Pour Achille Mbembé comme pour Gille Yabi, il faut des changements profonds sur la forme et sur le fond entre l’Afrique et l’Europe. Les nouvelles générations au pouvoir en Afrique sont mondialisées. Elles veulent diversifier leurs partenariats, tout en étant conscientes de leurs faiblesses et des rapports de force encore très inégaux.
Cela fait soixante ans que la grande majorité des Africains appelle à transformer la relation entre l'Europe et l'Afrique
"Il faut écouter les Africains. Cela fait soixante ans que la grande majorité des Africains appelle à transformer la relation, à construire ensemble, à se projeter ensemble. Il faut prendre au sérieux cet appel et changer de logiciel", tonne Achille Mbembé.
"Une manière de rééquilibrer les choses serait d'user de la diversité des partenaires.
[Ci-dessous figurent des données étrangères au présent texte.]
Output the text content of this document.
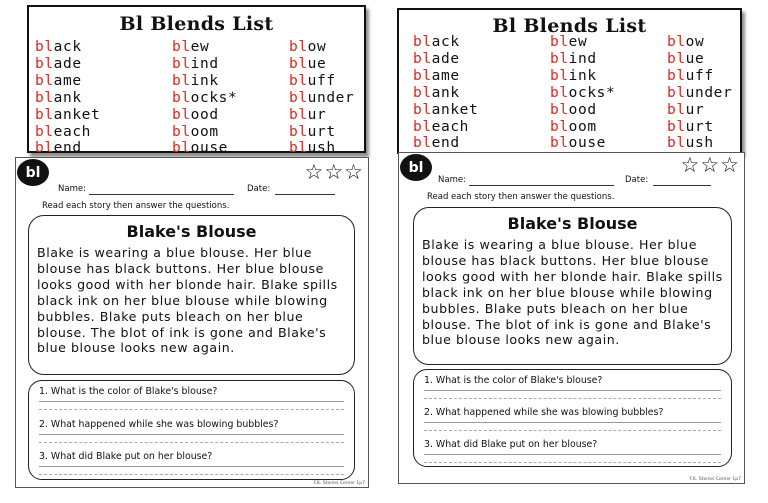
Bl Blends List
black	blew	blow
blade	blind	blue
blame	blink	bluff
blank	blocks*	blunder
blanket	blood	blur
bleach	bloom	blurt
blend	blouse	blush
bl	☆☆☆
Name:	Date:
Read each story then answer the questions.
Blake's Blouse
Blake is wearing a blue blouse. Her blue blouse has black buttons. Her blue blouse looks good with her blonde hair. Blake spills black ink on her blue blouse while blowing bubbles. Blake puts bleach on her blue blouse. The blot of ink is gone and Blake's blue blouse looks new again.
1. What is the color of Blake's blouse?
2. What happened while she was blowing bubbles?
3. What did Blake put on her blouse?
F.K. Stories Corner 1p7
Bl Blends List
black	blew	blow
blade	blind	blue
blame	blink	bluff
blank	blocks*	blunder
blanket	blood	blur
bleach	bloom	blurt
blend	blouse	blush
bl	☆☆☆
Name:	Date:
Read each story then answer the questions.
Blake's Blouse
Blake is wearing a blue blouse. Her blue blouse has black buttons. Her blue blouse looks good with her blonde hair. Blake spills black ink on her blue blouse while blowing bubbles. Blake puts bleach on her blue blouse. The blot of ink is gone and Blake's blue blouse looks new again.
1. What is the color of Blake's blouse?
2. What happened while she was blowing bubbles?
3. What did Blake put on her blouse?
F.K. Stories Corner 1p7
Mais il faut savoir quel est l'intérêt principal des pays africains, et c'est en fonction ces intérêts qu'il faut ajuster les termes par rapport à tous les autres partenaires présents", précise Gilles Yabi.
Lutte anti-djihadiste
L'expansion djihadiste au Mali et au Sahel est le sujet qui monopolise actuellement l'attention. On craint qu'il soit impossible pour des armées qu'on dit sous-équipées de résister aux combattants islamistes. Toutefois, le chercheur au centre d’analyse sur la gouvernance et la sécurité au Sahel Boubacar Bah estime que la donne est en train de changer.
"Je pense que le Mali a choisi une sorte de deal avec la population pour engager des pays pour se battre, avec toutes les difficultés que cela comporte avec l'aide de certains partenaires. Il va falloir imaginer des scénarios pour amorcer cette phase de lutte contre les groupes armés insurrectionnels au Mali et au Sahel."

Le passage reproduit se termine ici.